Raspberry Pi OS will launch in mid-October, and will be the only supported first-party operating system for Raspberry Pi 5
When it comes to third party support, for example Fedora IoT, we might face some issues, since the new chip design is somewhat unknown. On the other hand, the new VideoCore II GPU is supported via Mesa, which might be beneficial for mainstream support.
The Raspberry Pi 5 should be available for pre-order in some Raspberry Pi Partner Shops already. The first shipments are expected for the end of October. The pricing is promised to be something about $60-80, plus taxes.
You can already find them in some shops in Europe.
Docs & Links
Below, you can find some additional information about the Raspberry Pi 5 and articles on my blog about Raspberry use cases. Other websites also reported on the new Pi.

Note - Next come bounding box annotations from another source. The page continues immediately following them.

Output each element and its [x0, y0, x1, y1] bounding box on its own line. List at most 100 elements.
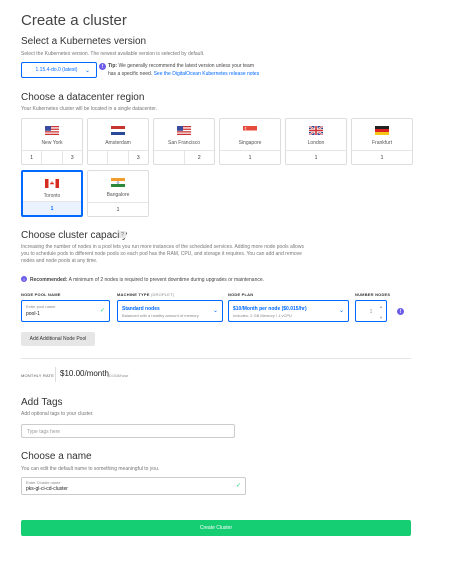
datacenter-option[interactable] [42, 151, 63, 164]
in-flag-icon [111, 178, 125, 187]
region-card-amsterdam[interactable]: Amsterdam 3 [87, 118, 149, 165]
hourly-price: $0.015/hour [107, 373, 129, 378]
tags-desc: Add optional tags to your cluster. [21, 411, 94, 417]
k8s-version-value: 1.15.4-do.0 (latest) [35, 67, 78, 73]
release-notes-link[interactable]: See the DigitalOcean Kubernetes release … [154, 71, 260, 77]
region-name: London [307, 140, 325, 146]
region-name: Frankfurt [371, 140, 392, 146]
k8s-desc: Select the Kubernetes version. The newes… [21, 51, 205, 57]
machine-type-select[interactable]: Standard nodes Balanced with a healthy a… [117, 300, 223, 322]
datacenter-option[interactable]: 1 [23, 202, 81, 215]
create-cluster-button[interactable]: Create Cluster [21, 520, 411, 536]
ca-flag-icon [45, 179, 59, 188]
machine-type-name: Standard nodes [122, 306, 160, 312]
stepper-up-icon[interactable]: ▲ [379, 304, 383, 309]
datacenter-option[interactable] [88, 151, 109, 164]
chevron-down-icon: ⌄ [212, 308, 218, 314]
region-desc: Your Kubernetes cluster will be located … [21, 106, 158, 112]
region-name: Bangalore [106, 192, 130, 198]
rec-bold: Recommended: [30, 277, 68, 283]
monthly-rate-label: MONTHLY RATE [21, 373, 55, 378]
region-card-toronto[interactable]: Toronto 1 [21, 170, 83, 217]
pool-name-field[interactable]: Enter pool name pool-1 ✓ [21, 300, 110, 322]
stepper-down-icon[interactable]: ▼ [379, 315, 383, 320]
region-card-new-york[interactable]: New York 1 3 [21, 118, 83, 165]
monthly-price: $10.00/month [60, 369, 109, 378]
info-icon[interactable]: ! [397, 308, 404, 315]
region-card-singapore[interactable]: Singapore 1 [219, 118, 281, 165]
tags-placeholder: Type tags here [27, 429, 61, 435]
region-name: New York [41, 140, 63, 146]
pool-name-hint: Enter pool name [26, 304, 56, 309]
cluster-name-value: pks-gl-ci-cd-cluster [26, 486, 68, 492]
col-number-nodes: NUMBER NODES [355, 292, 391, 297]
datacenter-option[interactable]: 2 [185, 151, 215, 164]
tip-line1: Tip: We generally recommend the latest v… [108, 63, 254, 69]
pool-name-value: pool-1 [26, 311, 40, 317]
col-node-plan: NODE PLAN [228, 292, 254, 297]
us-flag-icon [45, 126, 59, 135]
col-machine-type: MACHINE TYPE (DROPLET) [117, 292, 174, 297]
col-pool-name: NODE POOL NAME [21, 292, 61, 297]
datacenter-option[interactable]: 3 [129, 151, 148, 164]
datacenter-option[interactable]: 1 [220, 151, 280, 164]
check-icon: ✓ [99, 308, 105, 314]
add-node-pool-button[interactable]: Add Additional Node Pool [21, 332, 95, 346]
region-card-san-francisco[interactable]: San Francisco 2 [153, 118, 215, 165]
tip-line2: has a specific need. See the DigitalOcea… [108, 71, 259, 77]
region-card-london[interactable]: London 1 [285, 118, 347, 165]
chevron-down-icon: ⌄ [338, 308, 344, 314]
help-icon[interactable]: ? [119, 231, 126, 238]
rec-text: A minimum of 2 nodes is required to prev… [68, 277, 265, 283]
name-heading: Choose a name [21, 451, 92, 462]
k8s-version-select[interactable]: 1.15.4-do.0 (latest) ⌄ [21, 62, 97, 78]
datacenter-option[interactable]: 1 [286, 151, 346, 164]
divider [21, 358, 411, 359]
tip-text2: has a specific need. [108, 71, 153, 77]
region-card-bangalore[interactable]: Bangalore 1 [87, 170, 149, 217]
region-name: Singapore [238, 140, 262, 146]
region-card-frankfurt[interactable]: Frankfurt 1 [351, 118, 413, 165]
uk-flag-icon [309, 126, 323, 135]
info-icon: ! [99, 63, 106, 70]
sg-flag-icon [243, 126, 257, 135]
region-name: Amsterdam [105, 140, 131, 146]
col-machine-label: MACHINE TYPE [117, 292, 150, 297]
region-heading: Choose a datacenter region [21, 92, 145, 103]
region-name: Toronto [43, 193, 61, 199]
capacity-desc-3: nodes and node pools at any time. [21, 258, 98, 264]
cluster-name-field[interactable]: Enter Cluster name pks-gl-ci-cd-cluster … [21, 477, 246, 495]
chevron-down-icon: ⌄ [84, 67, 90, 74]
name-desc: You can edit the default name to somethi… [21, 466, 160, 472]
machine-type-desc: Balanced with a healthy amount of memory [122, 313, 199, 318]
region-name: San Francisco [168, 140, 200, 146]
rate-separator [55, 367, 56, 382]
node-plan-select[interactable]: $10/Month per node ($0.015/hr) Includes:… [228, 300, 349, 322]
node-plan-desc: Includes: 2 GB Memory / 1 vCPU [233, 313, 292, 318]
tip-text: We generally recommend the latest versio… [118, 63, 254, 69]
tags-heading: Add Tags [21, 397, 63, 408]
recommendation: Recommended: A minimum of 2 nodes is req… [30, 277, 264, 283]
datacenter-option[interactable] [154, 151, 185, 164]
tags-input[interactable]: Type tags here [21, 424, 235, 438]
datacenter-option[interactable]: 1 [88, 203, 148, 216]
number-nodes-stepper[interactable]: 1 ▲ ▼ [355, 300, 387, 322]
datacenter-option[interactable]: 1 [22, 151, 43, 164]
nl-flag-icon [111, 126, 125, 135]
datacenter-option[interactable]: 1 [352, 151, 412, 164]
cluster-name-hint: Enter Cluster name [26, 480, 61, 485]
k8s-heading: Select a Kubernetes version [21, 36, 147, 47]
de-flag-icon [375, 126, 389, 135]
datacenter-option[interactable]: 3 [63, 151, 82, 164]
us-flag-icon [177, 126, 191, 135]
check-icon: ✓ [235, 483, 241, 489]
capacity-desc-1: Increasing the number of nodes in a pool… [21, 244, 304, 250]
capacity-desc-2: you to schedule pods to different node p… [21, 251, 302, 257]
capacity-heading: Choose cluster capacity [21, 230, 128, 241]
datacenter-option[interactable] [108, 151, 129, 164]
col-machine-sub: (DROPLET) [150, 292, 175, 297]
info-icon: ! [21, 276, 27, 282]
page-title: Create a cluster [21, 12, 127, 29]
tip-bold: Tip: [108, 63, 118, 69]
node-plan-price: $10/Month per node ($0.015/hr) [233, 306, 307, 312]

The new Raspberry Pi 5 looks promising. Especially, the new PCI connector seems to provide a wide range of new workloads, including TPUs for machine learning and artificial intelligence.
I am not entirely sure about the software support in the first 6 months. But, I am sure that the Fedora IoT and Fedora ARM groups will work on the same and make it work.